Devi Sacchetto, professore associato di Sociologia dei processi economici e del lavoro, non nutre dubbi sul binario morto dell’ex locomotiva del Nord Est: «La spinta propulsiva del modello veneto è venuta meno. Sul piano economico è piuttosto evidente come le piccole imprese reggono quando riescono a internazionalizzarsi, magari “esportando” stabilimenti in Romania, oppure se sono particolarmente innovative. In larga maggioranza, tuttavia, occupano segmenti poveri e reggono sulle solite marginalità; bassi salari, scarsa attenzione alle regole ambientali, contabilità in nero. Le penetrazioni delle organizzazioni criminali negli ultimi vent’anni evidenziano proprio questo fenomeno».
Sacchetto evidenzia un altro aspetto del “modello” in tilt. «Una parte dei piccoli imprenditori veneti è rimasta senza eredi. Con un bel gruzzolo, e a volte con qualche debito, ha chiuso. Le nuove generazioni non paiono appassionate al workaholism manifatturiero nelle boite della Pedemontana, mentre la precaria pace sociale si accompagna all’abbassamento delle prospettive di vita e lavoro. Mi pare che la solidarietà che si esprime nelle centinaia di iniziative per sostenere gli esclusi, rimanga più complicata nei posti di lavoro, dove pure qualche organizzazione sindacale riesce a ricostruirla».
Così nel futuro del Veneto – a maggior ragione sull’onda delle crisi strutturali – pesano le contraddizioni irrisolte. «A livello macro, i limiti dell’architettura economico-sociale sono deflagrati con lo "schienamento" di alcune banche popolari» analizza Sacchetto, che insiste: «Poi si è verificata la marginalizzazione politica delle presunte punte di diamante che governano il Veneto... dall’altro secolo. Di conseguenza, cresce la gestione di piccoli potentati che si combattono per continuare a cementificare il territorio.

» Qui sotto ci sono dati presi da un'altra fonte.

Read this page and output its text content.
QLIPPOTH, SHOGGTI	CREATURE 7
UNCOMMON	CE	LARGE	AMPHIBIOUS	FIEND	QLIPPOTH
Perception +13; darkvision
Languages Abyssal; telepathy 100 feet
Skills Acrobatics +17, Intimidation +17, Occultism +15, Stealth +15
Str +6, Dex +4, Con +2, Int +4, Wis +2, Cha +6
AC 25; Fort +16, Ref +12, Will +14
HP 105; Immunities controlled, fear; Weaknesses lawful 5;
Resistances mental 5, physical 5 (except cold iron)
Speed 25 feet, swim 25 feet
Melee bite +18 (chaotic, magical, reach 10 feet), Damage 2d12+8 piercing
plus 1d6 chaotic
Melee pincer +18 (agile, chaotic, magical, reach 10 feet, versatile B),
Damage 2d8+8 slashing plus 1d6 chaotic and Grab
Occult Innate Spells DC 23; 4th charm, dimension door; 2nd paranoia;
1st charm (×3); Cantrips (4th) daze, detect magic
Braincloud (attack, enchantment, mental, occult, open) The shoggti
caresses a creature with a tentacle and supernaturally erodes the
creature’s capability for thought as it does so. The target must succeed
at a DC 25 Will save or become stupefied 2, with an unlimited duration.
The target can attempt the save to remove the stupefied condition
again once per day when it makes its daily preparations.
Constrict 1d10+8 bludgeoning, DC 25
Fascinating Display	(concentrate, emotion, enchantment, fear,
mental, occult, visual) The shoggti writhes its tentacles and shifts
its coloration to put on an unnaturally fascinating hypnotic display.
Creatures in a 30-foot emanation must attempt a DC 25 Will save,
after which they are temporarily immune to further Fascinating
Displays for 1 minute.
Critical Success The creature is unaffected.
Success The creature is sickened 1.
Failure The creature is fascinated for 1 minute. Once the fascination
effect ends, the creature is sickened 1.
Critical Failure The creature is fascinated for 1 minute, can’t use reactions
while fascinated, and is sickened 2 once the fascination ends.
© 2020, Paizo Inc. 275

E sulla questione immigrazione si continuano a scaricare i principali problemi. Insomma, nonostante la visione da metropoli, il Veneto rimane un’area in cui si vive in piccoli borghi e comuni di media grandezza. Troppo spesso nell’isolamento. Luoghi sprovvisti di cinema, senza vere occasioni sociali. Il miraggio dell’affrancamento dalla miseria che animava le tute blu dei metal-mezzadri si è trasformato nell’incubo dei contoterzisti stritolati dai committenti, poi nella disperazione dei risparmiatori traditi e ora nelle solitudini moltiplicate dalla pandemia».
Inail, la seconda ondata Covid negli infortuni sul lavoro
L’Inail ha pubblicato il monitoraggio statistico sulle denunce di infortunio sul lavoro da Covid: 131.090 al 31 dicembre 2020.
La seconda ondata è nei numeri (1.599 ottobre, 7.901 novembre e 16.991 dicembre). Il 69,6 per cento dei contagiati sono donne, mentre l’età media dall’inizio dell’epidemia è di 46 anni per entrambi i sessi (gli stranieri sono il 14 per cento).
Il Veneto è al terzo posto nella graduatoria degli infortuni sul lavoro da Covid con il 9,7 per cento dietro Lombardia (28,4) e Piemonte (14,4).
L’emergenza, secondo il rapporto, si riflette naturalmente sui lavoratori del settore più esposto ai contagi. Il comparto della sanità e dell’assistenza sociale (ospedali, case di cura e di riposo, istituti, cliniche e policlinici universitari, residenze per anziani e disabili) ha registrato il 68,8 per cento delle denunce.